On October 3, 2022, CommunicationFIRST submitted comments to the US Department of Health and Human Services (HHS) on its proposed rules to implement and enforce Section 1557 of the Affordable Care Act. These regulations include protections for people who cannot rely on speech to be heard and understood, and require health care entities to provide accommodations and services to people with speech-related disabilities to ensure they have equal access to health care. In our comments, CommunicationFIRST recommends that HHS strengthen these rules, noting that “Effective communication is vital to safeguarding the right of our members to receive discrimination-free, high-quality health care.“
Our comments can be accessed here (PDF): https://communicationfirst.org/wp-content/uploads/2022/10/2022-10-03-CommunicationFIRST-Comments-on-HHS-Section-1557-Proposed-Rule.pdf
Some of our key points and recommendations to HHS include:
- Our members encounter enormous barriers to AAC technology, tools, and strategies at every turn, lack access to the means to effectively communicate, and endure acts of conscious and unconscious prejudice, discrimination, and dehumanization daily.
- Evidence suggests ableism and the disability-based discrimination it spawns are especially virulent in the fields of medicine and health care.
- We believe this denial of the human, civil, and legal right to communicate in health care settings is a problem of significant magnitude, and we urge OCR to take prompt action to address it.
- Indeed, the very fact that we require robust language-based AAC – rather than spoken words – to effectively communicate is often used to stamp us as the “other” and incapable of “effective communication.”
- It is common for physicians and other health professionals to lay their hands on us and “treat” us without even asking our permission. In addition to violating the ethical duty to “do no harm” as well as the legal obligation under Section 1557, Section 504, and the Americans with Disabilities Act (ADA) to effectively communicate with all patients with disabilities, such behavior inevitably makes for third-class medicine.
- The Department must make clear that auxiliary aids and services include the provision of individualized and tailored aids and services if that is what the patient requires to be afforded equal access and opportunity to benefit from the covered entity’s programs and services.
- CommunicationFIRST urges the Department to incorporate additional language in the final rule, preamble, and guidance to minimize the additional burdens patients with disabilities nearly always face in having to both repeatedly notify, request, monitor, and enforce the covered entity’s legal obligation to remove access barriers.
- Moreover, when effective communication bias and discrimination occurs, it violates and frequently eviscerates a person’s sense of self, of being “worthy,” of being “valued,” of “belonging to one’s community,” of having control of one’s body, one’s health, and sometimes even life itself. When a person’s right to effective communication is violated repeatedly as is typical in the lives of children and adults who require AAC, our rights to community integration, freedom from unjustifiable isolation, access to high quality health care, and informed consent are rendered moot.
- But the power imbalances that exist between health care professionals and patients who require AAC are immense, exacerbating both the magnitude and frequency of harm. The integration mandate in Section 504 and the ADA as affirmed by the U.S. Supreme Court’s decision in Olmstead v. LC, 527 U.S. 581 (1999), is not intended merely to prevent and remedy needless institutionalization. Rather, it is meant to assure all people with disabilities have access to and enjoy status as members-in-full of the American community.

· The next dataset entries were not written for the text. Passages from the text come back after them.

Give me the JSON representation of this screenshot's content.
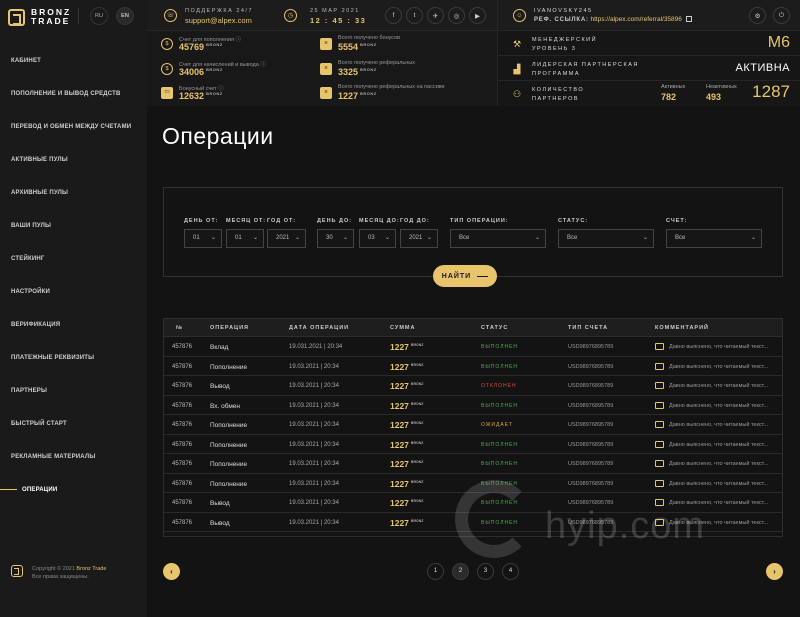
{
  "brand": {
    "line1": "BRONZ",
    "line2": "TRADE"
  },
  "languages": [
    "RU",
    "EN"
  ],
  "nav": [
    "КАБИНЕТ",
    "ПОПОЛНЕНИЕ И ВЫВОД СРЕДСТВ",
    "ПЕРЕВОД И ОБМЕН МЕЖДУ СЧЕТАМИ",
    "АКТИВНЫЕ ПУЛЫ",
    "АРХИВНЫЕ ПУЛЫ",
    "ВАШИ ПУЛЫ",
    "СТЕЙКИНГ",
    "НАСТРОЙКИ",
    "ВЕРИФИКАЦИЯ",
    "ПЛАТЕЖНЫЕ РЕКВИЗИТЫ",
    "ПАРТНЕРЫ",
    "БЫСТРЫЙ СТАРТ",
    "РЕКЛАМНЫЕ МАТЕРИАЛЫ",
    "ОПЕРАЦИИ"
  ],
  "active_nav": "ОПЕРАЦИИ",
  "footer": {
    "prefix": "Copyright © 2021",
    "brand": "Bronz Trade",
    "rights": "Все права защищены."
  },
  "support": {
    "label": "ПОДДЕРЖКА 24/7",
    "email": "support@alpex.com"
  },
  "datetime": {
    "date": "25 МАР 2021",
    "time": "12 : 45 : 33"
  },
  "socials": [
    "f",
    "t",
    "✈",
    "◎",
    "▶"
  ],
  "user": {
    "name": "IVANOVSKY245",
    "ref_label": "РЕФ. ССЫЛКА:",
    "ref_link": "https://alpex.com/referral/35896"
  },
  "stats": [
    {
      "label": "Счет для пополнения",
      "value": "45769",
      "currency": "BRONZ"
    },
    {
      "label": "Всего получено бонусов",
      "value": "5554",
      "currency": "BRONZ"
    },
    {
      "label": "Счет для начислений и вывода",
      "value": "34006",
      "currency": "BRONZ"
    },
    {
      "label": "Всего получено реферальных",
      "value": "3325",
      "currency": "BRONZ"
    },
    {
      "label": "Бонусный счет",
      "value": "12632",
      "currency": "BRONZ"
    },
    {
      "label": "Всего получено реферальных на пассиве",
      "value": "1227",
      "currency": "BRONZ"
    }
  ],
  "manager": {
    "label1": "МЕНЕДЖЕРСКИЙ",
    "label2": "УРОВЕНЬ 3",
    "value": "M6"
  },
  "leader": {
    "label1": "ЛИДЕРСКАЯ ПАРТНЕРСКАЯ",
    "label2": "ПРОГРАММА",
    "value": "АКТИВНА"
  },
  "partners": {
    "label1": "КОЛИЧЕСТВО",
    "label2": "ПАРТНЕРОВ",
    "active_label": "Активных",
    "active": "782",
    "inactive_label": "Неактивных",
    "inactive": "493",
    "total": "1287"
  },
  "page_title": "Операции",
  "filters": {
    "day_from": {
      "label": "ДЕНЬ ОТ:",
      "value": "01"
    },
    "month_from": {
      "label": "МЕСЯЦ ОТ:",
      "value": "01"
    },
    "year_from": {
      "label": "ГОД ОТ:",
      "value": "2021"
    },
    "day_to": {
      "label": "ДЕНЬ ДО:",
      "value": "30"
    },
    "month_to": {
      "label": "МЕСЯЦ ДО:",
      "value": "03"
    },
    "year_to": {
      "label": "ГОД ДО:",
      "value": "2021"
    },
    "op_type": {
      "label": "ТИП ОПЕРАЦИИ:",
      "value": "Все"
    },
    "status": {
      "label": "СТАТУС:",
      "value": "Все"
    },
    "account": {
      "label": "СЧЕТ:",
      "value": "Все"
    },
    "button": "НАЙТИ"
  },
  "table": {
    "headers": [
      "№",
      "ОПЕРАЦИЯ",
      "ДАТА ОПЕРАЦИИ",
      "СУММА",
      "СТАТУС",
      "ТИП СЧЕТА",
      "КОММЕНТАРИЙ"
    ],
    "rows": [
      {
        "id": "457876",
        "op": "Вклад",
        "date": "19.031.2021 | 20:34",
        "amount": "1227",
        "currency": "BRONZ",
        "status": "ВЫПОЛНЕН",
        "status_color": "#4caf50",
        "account": "USD98976895789",
        "comment": "Давно выяснено, что читаемый текст..."
      },
      {
        "id": "457876",
        "op": "Пополнение",
        "date": "19.03.2021 | 20:34",
        "amount": "1227",
        "currency": "BRONZ",
        "status": "ВЫПОЛНЕН",
        "status_color": "#4caf50",
        "account": "USD98976895789",
        "comment": "Давно выяснено, что читаемый текст..."
      },
      {
        "id": "457876",
        "op": "Вывод",
        "date": "19.03.2021 | 20:34",
        "amount": "1227",
        "currency": "BRONZ",
        "status": "ОТКЛОНЕН",
        "status_color": "#e04b3c",
        "account": "USD98976895789",
        "comment": "Давно выяснено, что читаемый текст..."
      },
      {
        "id": "457876",
        "op": "Вх. обмен",
        "date": "19.03.2021 | 20:34",
        "amount": "1227",
        "currency": "BRONZ",
        "status": "ВЫПОЛНЕН",
        "status_color": "#4caf50",
        "account": "USD98976895789",
        "comment": "Давно выяснено, что читаемый текст..."
      },
      {
        "id": "457876",
        "op": "Пополнение",
        "date": "19.03.2021 | 20:34",
        "amount": "1227",
        "currency": "BRONZ",
        "status": "ОЖИДАЕТ",
        "status_color": "#e8a53c",
        "account": "USD98976895789",
        "comment": "Давно выяснено, что читаемый текст..."
      },
      {
        "id": "457876",
        "op": "Пополнение",
        "date": "19.03.2021 | 20:34",
        "amount": "1227",
        "currency": "BRONZ",
        "status": "ВЫПОЛНЕН",
        "status_color": "#4caf50",
        "account": "USD98976895789",
        "comment": "Давно выяснено, что читаемый текст..."
      },
      {
        "id": "457876",
        "op": "Пополнение",
        "date": "19.03.2021 | 20:34",
        "amount": "1227",
        "currency": "BRONZ",
        "status": "ВЫПОЛНЕН",
        "status_color": "#4caf50",
        "account": "USD98976895789",
        "comment": "Давно выяснено, что читаемый текст..."
      },
      {
        "id": "457876",
        "op": "Пополнение",
        "date": "19.03.2021 | 20:34",
        "amount": "1227",
        "currency": "BRONZ",
        "status": "ВЫПОЛНЕН",
        "status_color": "#4caf50",
        "account": "USD98976895789",
        "comment": "Давно выяснено, что читаемый текст..."
      },
      {
        "id": "457876",
        "op": "Вывод",
        "date": "19.03.2021 | 20:34",
        "amount": "1227",
        "currency": "BRONZ",
        "status": "ВЫПОЛНЕН",
        "status_color": "#4caf50",
        "account": "USD98976895789",
        "comment": "Давно выяснено, что читаемый текст..."
      },
      {
        "id": "457876",
        "op": "Вывод",
        "date": "19.03.2021 | 20:34",
        "amount": "1227",
        "currency": "BRONZ",
        "status": "ВЫПОЛНЕН",
        "status_color": "#4caf50",
        "account": "USD98976895789",
        "comment": "Давно выяснено, что читаемый текст..."
      }
    ]
  },
  "pagination": {
    "pages": [
      "1",
      "2",
      "3",
      "4"
    ],
    "current": "2",
    "prev": "‹",
    "next": "›"
  },
  "watermark": "hyip.com",
  "colors": {
    "accent": "#e8c46c",
    "background": "#131313",
    "sidebar": "#1a1a1a"
  },
  "icons": {
    "support": "headset-icon",
    "clock": "clock-icon",
    "user": "user-icon",
    "settings": "gear-icon",
    "logout": "power-icon",
    "copy": "copy-icon"
  }
}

It is meant to assure that we are able to have all equality of opportunity, responsibilities, rights, and benefits associated with doing so.
- Injustice that occurs at the intersections of the right to community integration, effective communication, language access, and quality of care should not be ignored or allowed to fester.
- In light of the fact that Black, indigenous, non-English-using, and people of color are more likely to acquire significant expressive and other disabilities and endure multiple forms of prejudice and discrimination, we urge HHS to inform and educate health care professionals, facilities, and systems on their obligation to take concerted steps to assure the effective communication rights of multiply marginalized people who need AAC.
- We urge HHS to make clear in the final Section 1557 regulations that covered entities carry out both the effective communication and language access requirements in a well-coordinated, comprehensive, seamless, and equally effective manner as a standard operating procedure.
- One specific technological barrier facing many AAC users is the prevalent use of “secure portals,” which many health care providers insist their patients use, citing HIPAA requirements. These portals often require multiple keystrokes to access, and often will fail as a matter of design to preserve correspondence between the patient and provider. Most AAC users have significant manual and other fine motor impairments that impact their ability to use keyboards and computer mice, and these portals impose frustrating barriers for patients seeking to communicate with their providers. We urge HHS to include a statement in the final rule’s preamble or elsewhere in guidance that a reasonable modification to ensure equal access to a covered entity’s programs and services can include communicating with some other modality that is more accessible to the patient (including email), if the patient so requests.
- We appreciate the Department’s caution to health care providers in the proposed rulemaking on this point, and specifically against the use of the Glasgow Coma Scale, especially as regards its explicit and intentional dehumanization of people with speech-related disabilities and people with other motor disabilities.